Locals have learned lessons from past deportations, says neighbor Patricio Martínez. “People will stick around a few weeks, try to figure out how to make a living at home. But it’s always the same thing. They go back to the U.S. where they know they’ll find work.”
And if the money dries up?
Guanajuato state, where Tamahula is located, received more money in remittances last year than any other state in the country, drawing some $4.2 billion from family and friends in the U.S. between January and September.
“Income from remittances in this country is an impressive thing,” says Adriana Cortés Jiménez, who has spent her decadeslong career working on community development projects, like access to education, in rural communities in Guanajuato such as Tamahula.

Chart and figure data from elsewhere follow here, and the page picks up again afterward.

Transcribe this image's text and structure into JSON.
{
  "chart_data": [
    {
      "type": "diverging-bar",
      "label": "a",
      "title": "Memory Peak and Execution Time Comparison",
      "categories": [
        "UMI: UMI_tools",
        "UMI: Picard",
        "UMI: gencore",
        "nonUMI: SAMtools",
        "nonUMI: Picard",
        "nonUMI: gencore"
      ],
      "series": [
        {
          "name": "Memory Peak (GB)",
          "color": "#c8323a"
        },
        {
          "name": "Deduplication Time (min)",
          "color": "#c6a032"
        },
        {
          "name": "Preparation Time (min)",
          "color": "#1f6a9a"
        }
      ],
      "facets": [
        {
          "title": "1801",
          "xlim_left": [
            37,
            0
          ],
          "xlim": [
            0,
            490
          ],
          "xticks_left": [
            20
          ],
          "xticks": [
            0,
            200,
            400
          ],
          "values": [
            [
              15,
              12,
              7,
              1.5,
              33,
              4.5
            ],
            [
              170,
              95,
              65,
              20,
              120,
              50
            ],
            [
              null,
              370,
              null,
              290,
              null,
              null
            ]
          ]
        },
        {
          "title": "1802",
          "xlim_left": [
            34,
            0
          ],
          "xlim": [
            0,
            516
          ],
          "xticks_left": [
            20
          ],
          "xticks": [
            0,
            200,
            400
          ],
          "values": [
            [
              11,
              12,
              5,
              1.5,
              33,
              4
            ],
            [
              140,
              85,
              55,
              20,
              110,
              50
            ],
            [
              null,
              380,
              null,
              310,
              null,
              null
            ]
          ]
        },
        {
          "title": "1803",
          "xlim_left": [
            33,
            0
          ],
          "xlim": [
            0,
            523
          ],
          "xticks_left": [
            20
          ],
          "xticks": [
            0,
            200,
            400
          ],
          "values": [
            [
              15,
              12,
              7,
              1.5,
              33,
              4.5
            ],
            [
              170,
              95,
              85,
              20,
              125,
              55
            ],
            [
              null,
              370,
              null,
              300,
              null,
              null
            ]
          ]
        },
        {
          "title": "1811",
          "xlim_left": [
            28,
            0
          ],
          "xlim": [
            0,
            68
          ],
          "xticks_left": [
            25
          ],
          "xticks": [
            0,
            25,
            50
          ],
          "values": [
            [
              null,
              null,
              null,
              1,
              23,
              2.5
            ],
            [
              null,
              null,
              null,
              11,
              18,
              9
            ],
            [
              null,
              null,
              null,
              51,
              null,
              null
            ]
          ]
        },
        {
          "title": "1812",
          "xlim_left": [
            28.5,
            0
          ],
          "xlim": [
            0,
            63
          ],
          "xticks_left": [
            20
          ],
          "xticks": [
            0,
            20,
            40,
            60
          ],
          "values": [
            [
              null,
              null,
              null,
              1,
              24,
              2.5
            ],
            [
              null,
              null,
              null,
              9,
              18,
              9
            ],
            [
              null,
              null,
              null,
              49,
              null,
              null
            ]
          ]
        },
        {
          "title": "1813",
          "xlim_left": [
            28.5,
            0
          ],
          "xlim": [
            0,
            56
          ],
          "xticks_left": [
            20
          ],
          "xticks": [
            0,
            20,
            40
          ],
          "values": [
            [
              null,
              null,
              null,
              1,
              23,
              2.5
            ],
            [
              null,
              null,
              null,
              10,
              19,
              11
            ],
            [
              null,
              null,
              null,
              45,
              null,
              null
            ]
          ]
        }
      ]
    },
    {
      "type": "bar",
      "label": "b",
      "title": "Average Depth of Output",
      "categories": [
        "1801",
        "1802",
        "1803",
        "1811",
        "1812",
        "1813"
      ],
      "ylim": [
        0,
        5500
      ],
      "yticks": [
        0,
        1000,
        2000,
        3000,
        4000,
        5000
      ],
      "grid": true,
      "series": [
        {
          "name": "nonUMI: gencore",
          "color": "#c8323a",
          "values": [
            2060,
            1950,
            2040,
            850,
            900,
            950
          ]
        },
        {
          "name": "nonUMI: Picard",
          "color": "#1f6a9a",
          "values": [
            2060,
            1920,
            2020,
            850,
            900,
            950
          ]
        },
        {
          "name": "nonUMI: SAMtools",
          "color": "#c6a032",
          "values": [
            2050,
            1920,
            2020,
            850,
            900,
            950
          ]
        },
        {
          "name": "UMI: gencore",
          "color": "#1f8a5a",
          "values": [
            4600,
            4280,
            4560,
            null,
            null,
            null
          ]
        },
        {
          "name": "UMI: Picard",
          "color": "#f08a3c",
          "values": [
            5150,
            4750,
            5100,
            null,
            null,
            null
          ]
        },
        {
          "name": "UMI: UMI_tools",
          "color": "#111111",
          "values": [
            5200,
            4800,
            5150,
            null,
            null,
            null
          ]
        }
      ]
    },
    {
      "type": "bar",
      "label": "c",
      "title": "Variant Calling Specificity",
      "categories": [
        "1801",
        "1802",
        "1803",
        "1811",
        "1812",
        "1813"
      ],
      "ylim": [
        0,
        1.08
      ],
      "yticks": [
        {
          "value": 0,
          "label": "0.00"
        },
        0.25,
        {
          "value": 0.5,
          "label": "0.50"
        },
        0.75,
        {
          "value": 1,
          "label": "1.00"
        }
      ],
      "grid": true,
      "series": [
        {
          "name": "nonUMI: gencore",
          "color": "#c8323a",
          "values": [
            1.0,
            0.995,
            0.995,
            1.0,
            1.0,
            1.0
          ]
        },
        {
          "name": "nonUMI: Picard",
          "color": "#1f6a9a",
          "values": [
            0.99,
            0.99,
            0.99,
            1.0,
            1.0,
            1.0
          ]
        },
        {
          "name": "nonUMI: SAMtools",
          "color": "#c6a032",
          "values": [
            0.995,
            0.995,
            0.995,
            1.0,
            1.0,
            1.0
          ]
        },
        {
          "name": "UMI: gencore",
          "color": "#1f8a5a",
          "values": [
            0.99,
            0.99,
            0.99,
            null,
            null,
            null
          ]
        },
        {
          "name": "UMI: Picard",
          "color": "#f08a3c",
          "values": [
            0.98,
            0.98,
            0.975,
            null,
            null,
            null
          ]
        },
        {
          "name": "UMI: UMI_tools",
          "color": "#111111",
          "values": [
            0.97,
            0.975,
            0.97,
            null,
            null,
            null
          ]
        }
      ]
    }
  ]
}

“How that money is spent and where that money is going is something that needs to be studied more profoundly,” she says. “It’s so much money, and no one really knows.”
Remittances are at once the lifeblood of rural communities, and a concern.
“Once the money is here, people spend it to survive: They pay for the lights, for education, on rent and health care,” says Miguel Vilches Hinojosa, investigative professor of politics and government at the University of Guanajuato. “In the worst cases, people spend it on alcohol, drugs, things that aren’t benefiting” families or the community. But observers are still puzzled by how billions of dollars in remittances could have so little lasting impact.
Some worry that the government is shirking its responsibility to provide public services, instead expecting local citizens to fund such projects with remittance money. The result is some towns still without running water or electricity in 2025.
For nearly two decades, the Mexican government ran a program meant to help expand the reach of remittances to benefit communities more broadly. Program 3x1 matched migrant-funded investments with money from national and local governments to build roads, parks, and community centers.
The program was canceled by former President Andrés Manuel López Obrador as part of his broad austerity measures. There had been complaints that construction contracts were often unnecessarily expensive.
Guanajuato’s enormous remittance income means that “the economy is strengthened by productive activity that does not actually occur” in Guanajuato, but rather “within individual families,” says Dr. Vilches. That benefits the government: “People can pay for more electricity, more gas; people can buy more services, more merchandise.”
Back in Tamahula on a chilly afternoon in January, a mother and daughter walk home from a nearby dam, leading a donkey laden with jugs full of murky water for household chores. It’s a hilly route that takes them about 20 minutes round trip.
Despite the money flowing in from abroad, Tamahula has no running water. But villagers band together to buy potable water that is trucked in each week. Whatever happens under Mr. Trump, they say, neighbors here will continue to look out for one another.